Before even considering to buy any second property, you must have at least paid off your current mortgage. Unless you gargle with bird’s nest in the morning, forget about buying a second property if you can’t pay off your existing mortgage.

Putting aside the usual costs like stamp fees and cost of vacancies, lets focus on the simple things. Let’s look at the current Loan to Value ratio (LTV). This Loan to Value (LTV) ratio refers to the maximum amount that you are able to borrow from the financial institution to fund the property. An LTV ratio of 80 per cent, which is usual maximum, means the bank will loan you up to 80 per cent of the property price or valuation (whichever is lower).

However, things do change if you have an existing home loan. Instead of the usual 80 percent, the maximum Loan to Value (LTV) ratio drops to 60 percent for your second housing loan.

Lets assume you are looking to buy your second residential apartment as a property for investment. The new apartment costs around $1.5 million and you still have outstanding mortgage on your current home. With the LTV ratio of 60 percent, the bank will only loan you up to $900,000.

That would mean that you will have to fork out the remaining amount as the downpayment, which is $600,000.

Even if you do have that amount of money, it’s questionable if you want to plonk all of it down on one property. If it leaves you with no money to invest in anything else, that’s called a one-way, unhedged bet; a total lack of diversification. It’s the kind of thing that gives your financial planner a stroke.

So until you’ve fully paid off your first mortgage, maybe hold off on being a property investor. Buy some Real Estate Investment Trusts (REITs) maybe, if you want exposure to property investments.

Have some spare cash, really.

As a landlord, you can’t always count on rental income to cover all your costs. For example, say you buy an investment property, that provides rental income of $4,000 a month. The loan repayments on the property are just $3,200 a month.

Well done, you make $800 a month, and you have an appreciating asset. But what happens if the rental market slumps (like it has now), and your rental income slides to $2,500 a month? Even worse, what if you can’t find a tenant for two to three months, and your property stays vacant?

Besides the rental market softening, remember that interest rates on home loans change as well. You need to be prepared if the monthly repayments suddenly shoot up, thus eating into rental income and capital gains.

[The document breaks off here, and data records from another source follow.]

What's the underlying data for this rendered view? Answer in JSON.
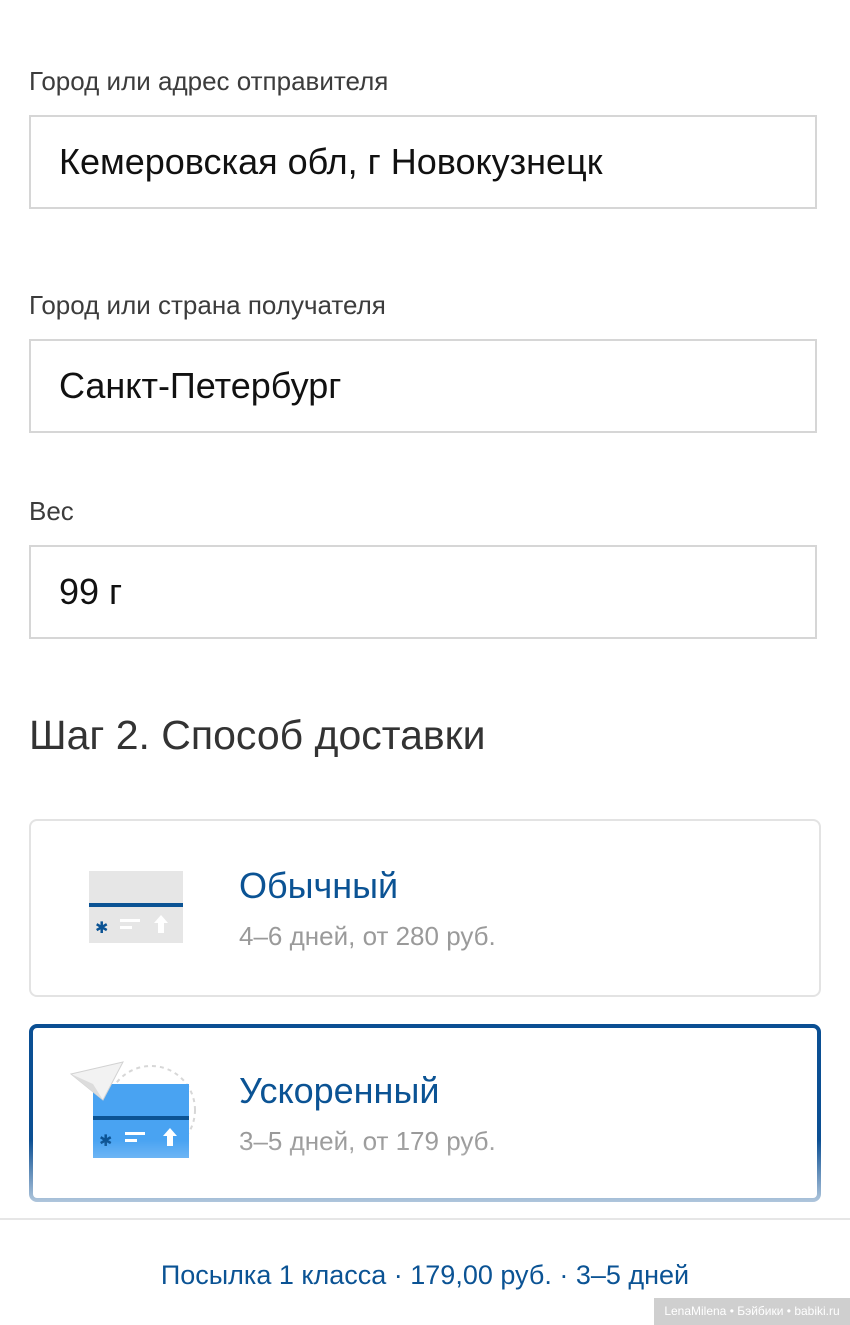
{
  "sender": {
    "label": "Город или адрес отправителя",
    "value": "Кемеровская обл, г Новокузнецк"
  },
  "recipient": {
    "label": "Город или страна получателя",
    "value": "Санкт-Петербург"
  },
  "weight": {
    "label": "Вес",
    "value": "99 г"
  },
  "step": {
    "title": "Шаг 2. Способ доставки"
  },
  "delivery_options": [
    {
      "title": "Обычный",
      "subtitle": "4–6 дней, от 280 руб.",
      "selected": false,
      "icon": "envelope-icon"
    },
    {
      "title": "Ускоренный",
      "subtitle": "3–5 дней, от 179 руб.",
      "selected": true,
      "icon": "express-envelope-icon"
    }
  ],
  "footer": {
    "summary": "Посылка 1 класса · 179,00 руб. · 3–5 дней"
  },
  "watermark": "LenaMilena • Бэйбики • babiki.ru",
  "colors": {
    "accent": "#0b5394",
    "selected_border": "#0b4f93",
    "muted_text": "#9a9a9a",
    "field_border": "#d6d6d6"
  }
}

You need to have sufficient savings to continue servicing the loan, and tide you through the down periods. Even if you want to use the last resort, which is to sell off the house, you can’t just call your agent and have it sold by this evening, like it’s a stock. It will take a couple of months to find a buyer, and get a decent price.

This means your savings fund should be able to service the property loans for at least six months, if something goes wrong. On top of that, the fund has to cover the cost of any emergency home repairs, like burst pipes, fires in the kitchen, and tenants who choose to be idiots.

Oh, and don’t forget, you’ll need to pay maintenance fees and higher taxes while all that’s going on especially on projects that has many facilities such as Belgravia Villas.

You need to work out the combined cost of all these for half a year, and have a large enough monetary buffer stashed aside before you start playing landlord.

As a property investor, you need to do a lot of homework

Want to be a property investor? Then school’s in. You need to learn to work out rental yields, check the historical price movements in the area, and be well-informed on the Urban Redevelopment Authority’s (URA) master plan.

In the recent years, integrated developments have a been really popular amongst investors. Some of the popular projects such as North Park Residences have been selling extremely well.

Often, by the time you hear about a property hotspot, it’s far too late – the prices of the properties have to rise first, before the media can report about it. So just spending all your waking hours poring through the property section of the Straits Times, or attending seminars, is not going to cut it.

You really need to do a lot of legwork, and spend time looking up and down the country for that hidden gem before anyone else finds it. Sometimes this can be counterintuitive; we wrote before about how run-down Geylang properties with expiring leases may be untapped sources of potential.

Property investing may seem easier than, say, trading in the stock market; but thinking of any form of investment as “easy” is often a prelude to losing a lot of money. It pays to bear in mind that due to the illiquidity and high amounts of capital involved, mistakes in the property market can be much more punishing.